Sean Flanigan, president of the Association of University Technology Managers and assistant director of technology partnerships at the University of Ottawa, says scientists who seek careers beyond basic research often experience flickers of entrepreneurship. Tech-transfer professionals must develop a working knowledge of science, contract law, and intellectual-property law; they must also play nicely with others.
The good news is that a passion for science is, in Mr. Flanigan’s opinion, the most important predictor of success in technology transfer, because it can’t be taught. Most newly hired scientists will learn the legal issues on the job, and will have to accept that they must be generalists on the types of technologies they are asked to work with. For instance, a person may have trained as a synthetic organic chemist, but may end up working with photovoltaics (a method of generating electrical power by converting sunlight into energy) and biotechnologies.

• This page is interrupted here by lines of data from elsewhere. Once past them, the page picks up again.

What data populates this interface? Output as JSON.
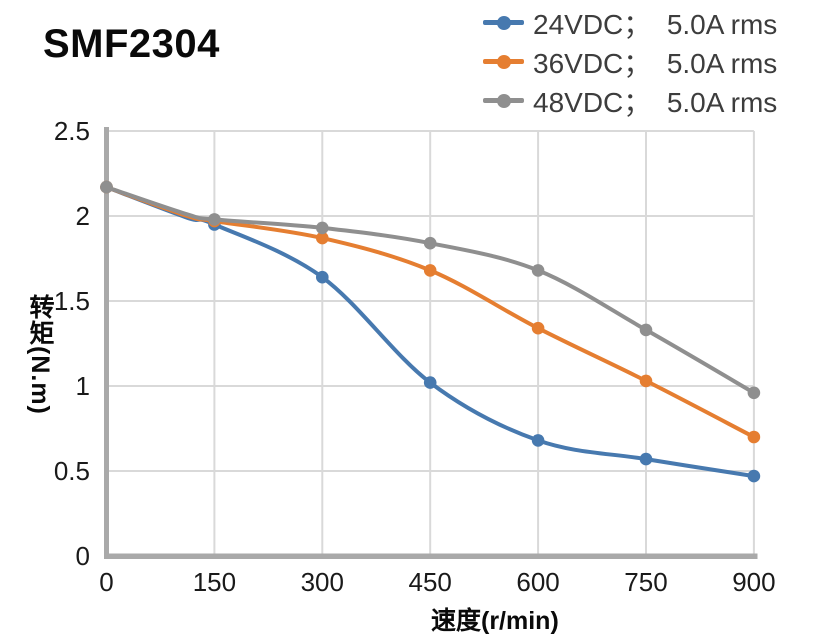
{
  "title": "SMF2304",
  "legend": {
    "items": [
      {
        "label": "24VDC；  5.0A rms",
        "color": "#4779AF"
      },
      {
        "label": "36VDC；  5.0A rms",
        "color": "#E57E31"
      },
      {
        "label": "48VDC；  5.0A rms",
        "color": "#8F8F8F"
      }
    ]
  },
  "chart_data": {
    "type": "line",
    "title": "SMF2304",
    "xlabel": "速度(r/min)",
    "ylabel": "转矩(N.m)",
    "xlim": [
      0,
      900
    ],
    "ylim": [
      0,
      2.5
    ],
    "grid": true,
    "legend_position": "top-right",
    "line_style": "smooth",
    "marker": "circle",
    "x": [
      0,
      150,
      300,
      450,
      600,
      750,
      900
    ],
    "x_ticks": [
      {
        "value": 0,
        "label": "0"
      },
      {
        "value": 150,
        "label": "150"
      },
      {
        "value": 300,
        "label": "300"
      },
      {
        "value": 450,
        "label": "450"
      },
      {
        "value": 600,
        "label": "600"
      },
      {
        "value": 750,
        "label": "750"
      },
      {
        "value": 900,
        "label": "900"
      }
    ],
    "y_ticks": [
      {
        "value": 0,
        "label": "0"
      },
      {
        "value": 0.5,
        "label": "0.5"
      },
      {
        "value": 1,
        "label": "1"
      },
      {
        "value": 1.5,
        "label": "1.5"
      },
      {
        "value": 2,
        "label": "2"
      },
      {
        "value": 2.5,
        "label": "2.5"
      }
    ],
    "series": [
      {
        "name": "24VDC；  5.0A rms",
        "color": "#4779AF",
        "values": [
          2.17,
          1.95,
          1.64,
          1.02,
          0.68,
          0.57,
          0.47
        ],
        "unmarked_shape_points": [
          {
            "x": 112,
            "y": 1.99
          }
        ]
      },
      {
        "name": "36VDC；  5.0A rms",
        "color": "#E57E31",
        "values": [
          2.17,
          1.97,
          1.87,
          1.68,
          1.34,
          1.03,
          0.7
        ],
        "unmarked_shape_points": [
          {
            "x": 112,
            "y": 2.0
          }
        ]
      },
      {
        "name": "48VDC；  5.0A rms",
        "color": "#8F8F8F",
        "values": [
          2.17,
          1.98,
          1.93,
          1.84,
          1.68,
          1.33,
          0.96
        ],
        "unmarked_shape_points": [
          {
            "x": 112,
            "y": 2.01
          }
        ]
      }
    ],
    "axis_color": "#A9A9A9",
    "grid_color": "#D9D9D9",
    "tick_label_color": "#1a1a1a"
  }
}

Many technology-transfer offices have internship programs designed to recruit research-savvy graduate students. Interns typically work five to 10 hours per week for a modest wage, usually around $8 to $10 per hour. Internships are a great way for interns to get a taste of working in the field and for offices to see if an intern might be a good fit for a permanent hire.
Mr. Flanigan suggests that student membership in his association (which costs $50) is a great way to explore the field. The first step he recommends is reading the Technology Transfer Practice Manual, which offers a comprehensive look at best practices. Members then will want to view recorded Webinars and then perhaps consider taking a course or attending a regional or national meeting. The association publishes a salary survey and a survey of licensing activity every year, and its Web site has postings of job opportunities in tech transfer.
Tech-transfer case managers work closely with faculty inventors, with patent and contract lawyers, and with both established and start-up businesses. They are considered to be university administrators and often have access to faculty-level benefits packages but not to tenure.
The typical career progression is from intern to case manager to assistant or associate director to director; some larger universities have vice-provost-level positions for commercialization. The office director may report to the vice provost for research, to the chief financial officer, or to the chancellor. Offices range in size from only one or two professionals to 50 or 60 employees.
“Faculty are our clients,” says Mr. Flanigan. “We have to be good listeners, to understand the inventor’s expectations and possible limitations. Creativity and objectivity are important soft skills for the technology-transfer professional.”
Gina Stewart has a Ph.D. in organic chemistry from the University of Texas at Austin. She is the chief executive and a founder of Arctic Inc., which develops sustainable methods of weed control for turf and agriculture. She is writing a series of posts about nonacademic careers for Ph.D.'s in the sciences.